En conséquence, la demande du salarié visant à assortir ses créances des intérêts au taux légal à compter de l’introduction de la demande doit être rejetée.
Sur l’opposabilité de la décision au CGEA D'[Localité 7]
Il convient de déclarer opposable à l’Association pour la Gestion du Régime de Garantie des Créances des Salariés intervenant par l’UNEDIC – CGEA d'[Localité 7], laquelle ne sera tenue à garantir les sommes allouées au salarié que dans les limites et plafonds définis aux articles L. 3253-8 à L. 3253-17, D. 3253-2 et D. 3253-5 du code du travail.
Sur les dépens et les frais irrépétibles
Les dépens de première instance et d’appel seront, par voie d’infirmation, mis à la charge de la liquidation judiciaire de la société SN Brancher et leur emploi en frais de justice privilégiés sera ordonné.

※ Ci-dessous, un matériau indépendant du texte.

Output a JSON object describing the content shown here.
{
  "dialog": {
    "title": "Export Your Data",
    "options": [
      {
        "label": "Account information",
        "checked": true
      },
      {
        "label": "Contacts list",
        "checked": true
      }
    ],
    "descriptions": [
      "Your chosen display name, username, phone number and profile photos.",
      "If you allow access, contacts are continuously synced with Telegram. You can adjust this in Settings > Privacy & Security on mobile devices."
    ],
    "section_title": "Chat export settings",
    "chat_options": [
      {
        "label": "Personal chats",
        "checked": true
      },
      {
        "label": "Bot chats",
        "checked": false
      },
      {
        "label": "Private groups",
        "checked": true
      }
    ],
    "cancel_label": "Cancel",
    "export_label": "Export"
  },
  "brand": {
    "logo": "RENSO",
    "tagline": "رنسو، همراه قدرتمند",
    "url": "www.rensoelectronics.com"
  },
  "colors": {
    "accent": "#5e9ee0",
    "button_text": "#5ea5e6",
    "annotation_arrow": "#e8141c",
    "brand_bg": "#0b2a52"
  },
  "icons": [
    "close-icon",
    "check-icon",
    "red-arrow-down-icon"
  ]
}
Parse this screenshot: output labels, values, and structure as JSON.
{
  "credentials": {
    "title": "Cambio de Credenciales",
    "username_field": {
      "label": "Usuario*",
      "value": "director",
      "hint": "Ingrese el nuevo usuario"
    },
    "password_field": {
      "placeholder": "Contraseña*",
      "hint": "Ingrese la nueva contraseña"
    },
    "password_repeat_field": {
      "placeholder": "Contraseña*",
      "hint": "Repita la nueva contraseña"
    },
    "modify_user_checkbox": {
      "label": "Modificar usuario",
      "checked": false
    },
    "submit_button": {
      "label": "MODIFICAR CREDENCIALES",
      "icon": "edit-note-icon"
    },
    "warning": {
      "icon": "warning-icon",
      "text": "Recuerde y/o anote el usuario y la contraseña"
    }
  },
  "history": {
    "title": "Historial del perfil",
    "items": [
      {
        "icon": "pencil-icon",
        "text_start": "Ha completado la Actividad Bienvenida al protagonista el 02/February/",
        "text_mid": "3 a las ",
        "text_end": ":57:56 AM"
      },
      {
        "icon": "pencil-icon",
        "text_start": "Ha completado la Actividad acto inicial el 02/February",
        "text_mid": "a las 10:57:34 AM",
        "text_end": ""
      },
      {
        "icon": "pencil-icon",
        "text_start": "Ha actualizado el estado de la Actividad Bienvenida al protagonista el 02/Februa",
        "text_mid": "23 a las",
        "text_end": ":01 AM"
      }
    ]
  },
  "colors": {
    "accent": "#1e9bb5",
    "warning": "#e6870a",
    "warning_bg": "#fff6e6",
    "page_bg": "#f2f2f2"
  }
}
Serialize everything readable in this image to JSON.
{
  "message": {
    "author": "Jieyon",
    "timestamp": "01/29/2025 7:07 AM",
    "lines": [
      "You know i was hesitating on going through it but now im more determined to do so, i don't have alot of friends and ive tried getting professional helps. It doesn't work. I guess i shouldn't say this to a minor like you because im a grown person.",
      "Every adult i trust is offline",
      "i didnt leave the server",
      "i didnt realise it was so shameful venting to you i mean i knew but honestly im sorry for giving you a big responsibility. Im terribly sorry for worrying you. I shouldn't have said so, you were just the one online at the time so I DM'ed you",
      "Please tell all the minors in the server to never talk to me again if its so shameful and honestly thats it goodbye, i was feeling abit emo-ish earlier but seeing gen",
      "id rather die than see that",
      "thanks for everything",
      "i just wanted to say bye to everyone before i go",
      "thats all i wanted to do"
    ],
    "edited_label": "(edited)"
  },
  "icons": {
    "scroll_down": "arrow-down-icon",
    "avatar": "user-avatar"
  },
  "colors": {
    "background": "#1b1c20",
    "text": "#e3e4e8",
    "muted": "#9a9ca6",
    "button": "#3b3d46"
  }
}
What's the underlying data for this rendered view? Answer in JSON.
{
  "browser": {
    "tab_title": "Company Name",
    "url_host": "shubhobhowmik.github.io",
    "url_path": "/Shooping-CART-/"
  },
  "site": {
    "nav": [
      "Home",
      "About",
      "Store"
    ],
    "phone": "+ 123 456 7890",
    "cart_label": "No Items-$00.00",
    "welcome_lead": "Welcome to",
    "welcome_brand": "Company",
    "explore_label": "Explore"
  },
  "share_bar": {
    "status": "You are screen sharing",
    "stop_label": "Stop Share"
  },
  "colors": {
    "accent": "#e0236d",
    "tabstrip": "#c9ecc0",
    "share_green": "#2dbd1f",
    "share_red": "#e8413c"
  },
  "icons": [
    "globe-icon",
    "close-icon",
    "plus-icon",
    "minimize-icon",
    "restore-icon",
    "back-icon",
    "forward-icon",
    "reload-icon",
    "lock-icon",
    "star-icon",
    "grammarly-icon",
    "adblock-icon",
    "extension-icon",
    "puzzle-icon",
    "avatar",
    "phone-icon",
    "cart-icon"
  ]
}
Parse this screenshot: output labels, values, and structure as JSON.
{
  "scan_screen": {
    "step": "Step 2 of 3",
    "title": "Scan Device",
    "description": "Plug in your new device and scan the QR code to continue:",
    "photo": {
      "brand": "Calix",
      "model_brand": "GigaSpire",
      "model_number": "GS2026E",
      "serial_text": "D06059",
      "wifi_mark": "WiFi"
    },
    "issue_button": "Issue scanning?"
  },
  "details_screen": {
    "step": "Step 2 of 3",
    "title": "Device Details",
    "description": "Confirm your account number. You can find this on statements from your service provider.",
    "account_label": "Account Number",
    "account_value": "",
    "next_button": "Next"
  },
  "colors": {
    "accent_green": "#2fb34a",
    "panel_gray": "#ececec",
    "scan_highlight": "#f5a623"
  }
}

Il conviendra de dire n’y avoir lieu de fixer au passif de la société SN Brancher aucune somme sur le fondement de l’article 700 code de procédure civile au titre des frais engagés en première instance et en appel.
PAR CES MOTIFS:
La cour, statuant par arrêt réputé contradictoire, en dernier ressort et prononcé par mise à disposition au greffe :
INFIRME le jugement, sauf en ce qu’il déclare M. [J] recevable en ses demandes,
Statuant à nouveau des chefs infirmés, et y ajoutant,
DIT nul le licenciement de M. [J],
FIXE la créance de M. [J] au passif de la liquidation judiciaire de la société SN Brancher aux sommes suivantes :
— 30 000 euros brut à titre d’indemnité pour licenciement nul,
— 2 000 euros à titre de dommages-intérêts pour harcèlement moral,
— 1 000 euros à titre de dommages-intérêts pour discrimination syndicale,
DECLARE l’arrêt opposable à l’Association pour la Gestion du Régime de Garantie des Créances des Salariés intervenant par l’UNEDIC – CGEA d'[Localité 7], laquelle ne sera tenue à garantir les sommes allouées à M. [J] que dans les limites et plafonds définis aux articles L. 3253-8 à L. 3253-17, D. 3253-2 et D. 3253-5 du code du travail,
DEBOUTE les parties de leurs demandes plus amples ou contraires,
DIT n’y avoir lieu à application des dispositions de l’article 700 du code de procédure civile.
METS les dépens de première instance et d’appel à la charge de la liquidation judiciaire de la société SN Brancher.
. prononcé par mise à disposition de l’arrêt au greffe de la cour, les parties en ayant été préalablement avisées dans les conditions prévues au deuxième alinéa de l’article 450 du code de procédure civile.
. signé par Madame Aurélie Prache, Présidente et par Madame Dorothée Marcinek, Greffière, à qui la minute de la décision a été remise par le magistrat signataire.